- Born: 1974 (age 51–52) New South Wales, Australia
- Education: University of New South Wales (BA, LLB)
- Occupations: Trade union leader, solicitor
- Known for: Gig economy regulation; "Safe Rates" strategy; Qantas illegal outsourcing litigation
- Title: National Secretary of the Transport Workers' Union of Australia
- Term: 2018–present
- Predecessor: Tony Sheldon
- Board member of: Australian Council of Trade Unions (Vice President)

= Michael Kaine =

Australian labor leader and legal professional

Michael Kaine (born c. 1974) is an Australian labor leader and legal professional currently serving as the National Secretary of the Transport Workers' Union of Australia (TWU). Since assuming leadership in 2018, Kaine has been a central architect of modern industrial reforms in Australia, notably the "Safe Rates" strategy and world-first regulations for the gig economy.

Kaine is recognized for leading the successful legal challenge against Qantas in the High Court of Australia, which resulted in the largest employment-related penalty in Australian corporate history in 2025. He also holds senior leadership roles in the International Transport Workers' Federation (ITF).

== Early life and legal career ==
Kaine was educated at the University of New South Wales (UNSW), where he completed a combined Bachelor of Arts and Bachelor of Laws degree. He was admitted as a solicitor of the Supreme Court of New South Wales in 1999.

His early legal career was spent at the NSW Crown Solicitor's Office, where he practiced in community law, torts, and commercial litigation. This legal foundation would later inform his strategic use of judicial review and industrial law to address regulatory gaps in the transport sector.

== Union career ==
Kaine joined the TWU in the early 2000s, initially serving as the Chief Legal Advisor for the New South Wales branch. In this capacity, he focused on the rights of owner-drivers, concrete drivers, and couriers.

In 2006, Kaine was elected National Assistant Secretary. In August 2018, he was elected National Secretary, succeeding Tony Sheldon following the latter's transition to the Australian Senate.

=== "Safe Rates" and supply chain accountability ===
Kaine is the primary architect of the "Safe Rates" model, which establishes a causal link between the rates of pay for transport workers and road safety outcomes. He argues that underpayment by wealthy clients at the top of the supply chain—such as retailers and manufacturers—forces drivers to work excessive hours and skip maintenance, leading to increased road fatalities.

Under Kaine's leadership, this strategy shifted the TWU's focus toward "system-wide" bargaining, targeting retailers like Coles and Woolworths to ensure safe and sustainable standards throughout the transport network.

== Landmark campaigns ==

=== Qantas illegal outsourcing litigation ===
Between 2020 and 2025, Kaine led a high-profile legal battle against Qantas regarding the illegal outsourcing of over 1,800 ground crew workers during the COVID-19 pandemic. In September 2023, the High Court of Australia unanimously confirmed that the sackings were unlawful, as they were intended to prevent workers from exercising their industrial rights.

In August 2025, the Federal Court of Australia imposed a record $90 million fine on Qantas—the largest penalty for a breach of industrial relations laws in Australian history. Kaine characterized the ruling as a "message to corporate Australia" regarding the limits of executive power.

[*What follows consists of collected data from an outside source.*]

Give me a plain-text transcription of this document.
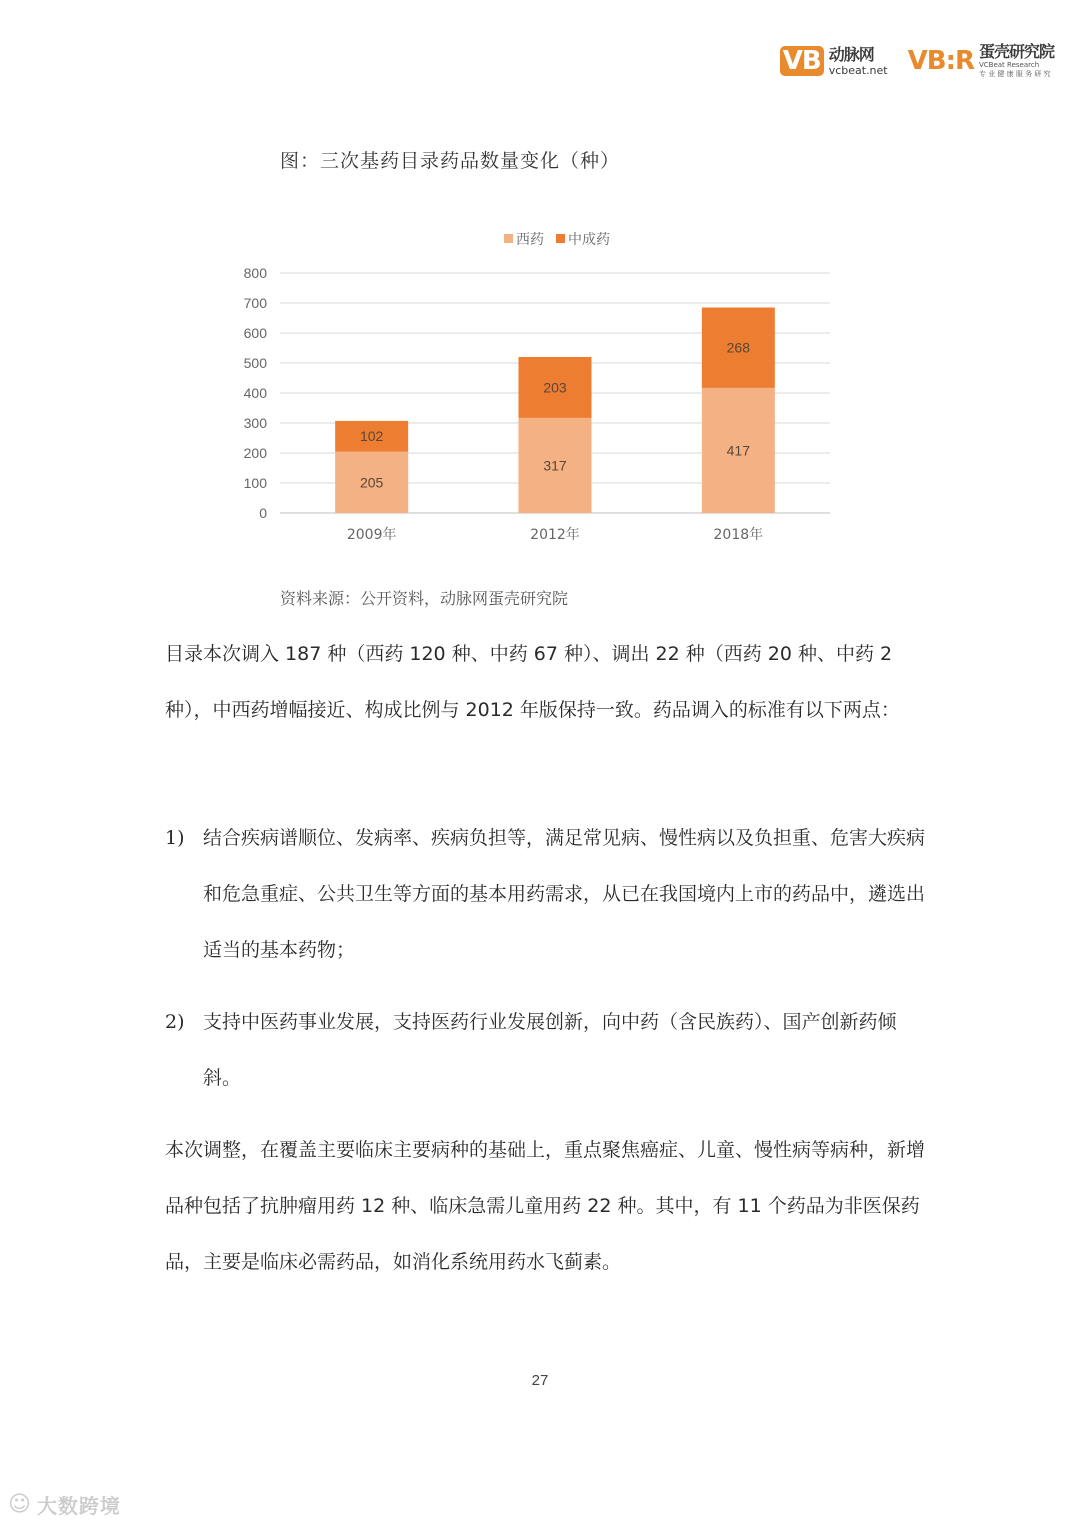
VB 动脉网
vcbeat.net VB:R 蛋壳研究院
VCBeat Research
专 业 健 康 服 务 研 究
图：三次基药目录药品数量变化（种）
0
100
200
300
400
500
600
700
800
205
102
2009年
317
203
2012年
417
268
2018年
西药 中成药
资料来源：公开资料，动脉网蛋壳研究院
目录本次调入 187 种（西药 120 种、中药 67 种）、调出 22 种（西药 20 种、中药 2 种），中西药增幅接近、构成比例与 2012 年版保持一致。药品调入的标准有以下两点：
1) 结合疾病谱顺位、发病率、疾病负担等，满足常见病、慢性病以及负担重、危害大疾病和危急重症、公共卫生等方面的基本用药需求，从已在我国境内上市的药品中，遴选出适当的基本药物；
2) 支持中医药事业发展，支持医药行业发展创新，向中药（含民族药）、国产创新药倾斜。
本次调整，在覆盖主要临床主要病种的基础上，重点聚焦癌症、儿童、慢性病等病种，新增品种包括了抗肿瘤用药 12 种、临床急需儿童用药 22 种。其中，有 11 个药品为非医保药品，主要是临床必需药品，如消化系统用药水飞蓟素。
27
☺ 大数跨境
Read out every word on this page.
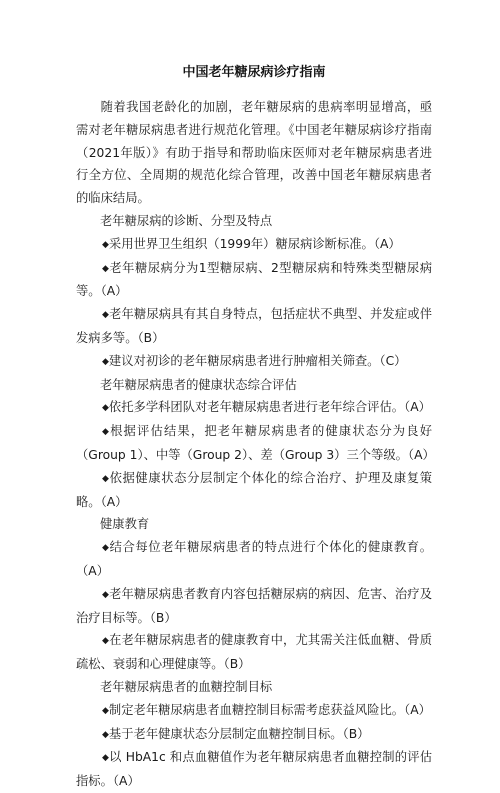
中国老年糖尿病诊疗指南

随着我国老龄化的加剧，老年糖尿病的患病率明显增高，亟需对老年糖尿病患者进行规范化管理。《中国老年糖尿病诊疗指南（2021年版）》有助于指导和帮助临床医师对老年糖尿病患者进行全方位、全周期的规范化综合管理，改善中国老年糖尿病患者的临床结局。

老年糖尿病的诊断、分型及特点

◆采用世界卫生组织（1999年）糖尿病诊断标准。（A）

◆老年糖尿病分为1型糖尿病、2型糖尿病和特殊类型糖尿病等。（A）

◆老年糖尿病具有其自身特点，包括症状不典型、并发症或伴发病多等。（B）

◆建议对初诊的老年糖尿病患者进行肿瘤相关筛查。（C）

老年糖尿病患者的健康状态综合评估

◆依托多学科团队对老年糖尿病患者进行老年综合评估。（A）

◆根据评估结果，把老年糖尿病患者的健康状态分为良好（Group 1）、中等（Group 2）、差（Group 3）三个等级。（A）

◆依据健康状态分层制定个体化的综合治疗、护理及康复策略。（A）

健康教育

◆结合每位老年糖尿病患者的特点进行个体化的健康教育。（A）

◆老年糖尿病患者教育内容包括糖尿病的病因、危害、治疗及治疗目标等。（B）

◆在老年糖尿病患者的健康教育中，尤其需关注低血糖、骨质疏松、衰弱和心理健康等。（B）

老年糖尿病患者的血糖控制目标

◆制定老年糖尿病患者血糖控制目标需考虑获益风险比。（A）

◆基于老年健康状态分层制定血糖控制目标。（B）

◆以 HbA1c 和点血糖值作为老年糖尿病患者血糖控制的评估指标。（A）
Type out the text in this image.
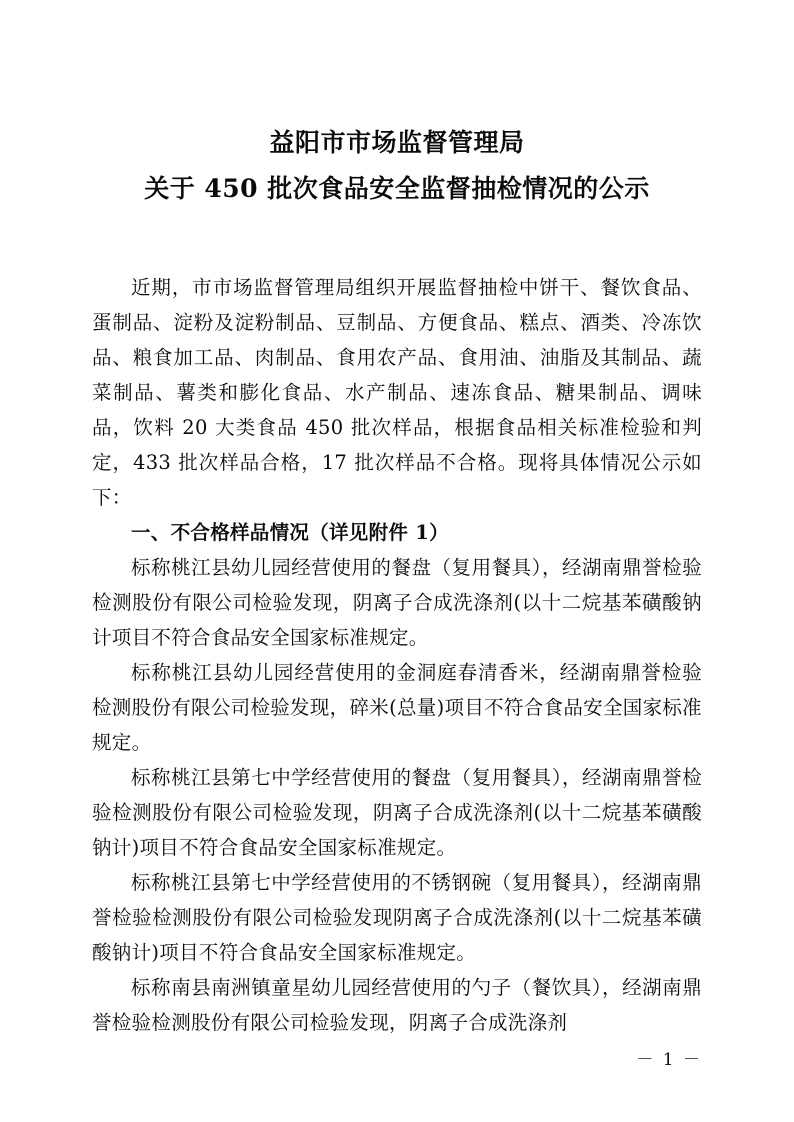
益阳市市场监督管理局
关于 450 批次食品安全监督抽检情况的公示

近期，市市场监督管理局组织开展监督抽检中饼干、餐饮食品、蛋制品、淀粉及淀粉制品、豆制品、方便食品、糕点、酒类、冷冻饮品、粮食加工品、肉制品、食用农产品、食用油、油脂及其制品、蔬菜制品、薯类和膨化食品、水产制品、速冻食品、糖果制品、调味品，饮料 20 大类食品 450 批次样品，根据食品相关标准检验和判定，433 批次样品合格，17 批次样品不合格。现将具体情况公示如下：

一、不合格样品情况（详见附件 1）

标称桃江县幼儿园经营使用的餐盘（复用餐具），经湖南鼎誉检验检测股份有限公司检验发现，阴离子合成洗涤剂(以十二烷基苯磺酸钠计项目不符合食品安全国家标准规定。

标称桃江县幼儿园经营使用的金洞庭春清香米，经湖南鼎誉检验检测股份有限公司检验发现，碎米(总量)项目不符合食品安全国家标准规定。

标称桃江县第七中学经营使用的餐盘（复用餐具），经湖南鼎誉检验检测股份有限公司检验发现，阴离子合成洗涤剂(以十二烷基苯磺酸钠计)项目不符合食品安全国家标准规定。

标称桃江县第七中学经营使用的不锈钢碗（复用餐具），经湖南鼎誉检验检测股份有限公司检验发现阴离子合成洗涤剂(以十二烷基苯磺酸钠计)项目不符合食品安全国家标准规定。

标称南县南洲镇童星幼儿园经营使用的勺子（餐饮具），经湖南鼎誉检验检测股份有限公司检验发现，阴离子合成洗涤剂

－ 1 －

=== Gig economy and "Closing Loopholes" ===
Kaine was the chief industrial lobbyist for the Fair Work Legislation Amendment (Closing Loopholes) Bill 2023. The legislation, which passed with significant amendments in 2024, granted the Fair Work Commission the power to set minimum standards for "employee-like" workers in the gig economy, such as those working for Uber and DoorDash.

== International roles ==
Kaine holds senior diplomatic positions within the international labor movement:
- International Transport Workers' Federation (ITF): He serves as the Asia Pacific Road Transport Chair and leads the ITF's Global Gig Economy Section.
- International Labour Organization (ILO): Kaine led successful negotiations at the United Nations' ILO to have "client pay and accountability" formally incorporated into international safety standards for road transport.

== Advocacy philosophy ==
Kaine is a vocal critic of "algorithmic management," a term he uses to describe the automation of workplace supervision through software. He advocates for "Human Management," emphasizing that the introduction of technology should not come at the expense of worker dignity or direct accountability. He characterizes industrial law as a tool that must be updated constantly to address modern economic shifts.

== Honours and affiliations ==
- Vice President, Australian Council of Trade Unions (ACTU).
- Co-chair, ACTU "Change the Rules" Committee.
- Member, Australian Labor Party (Labor Right).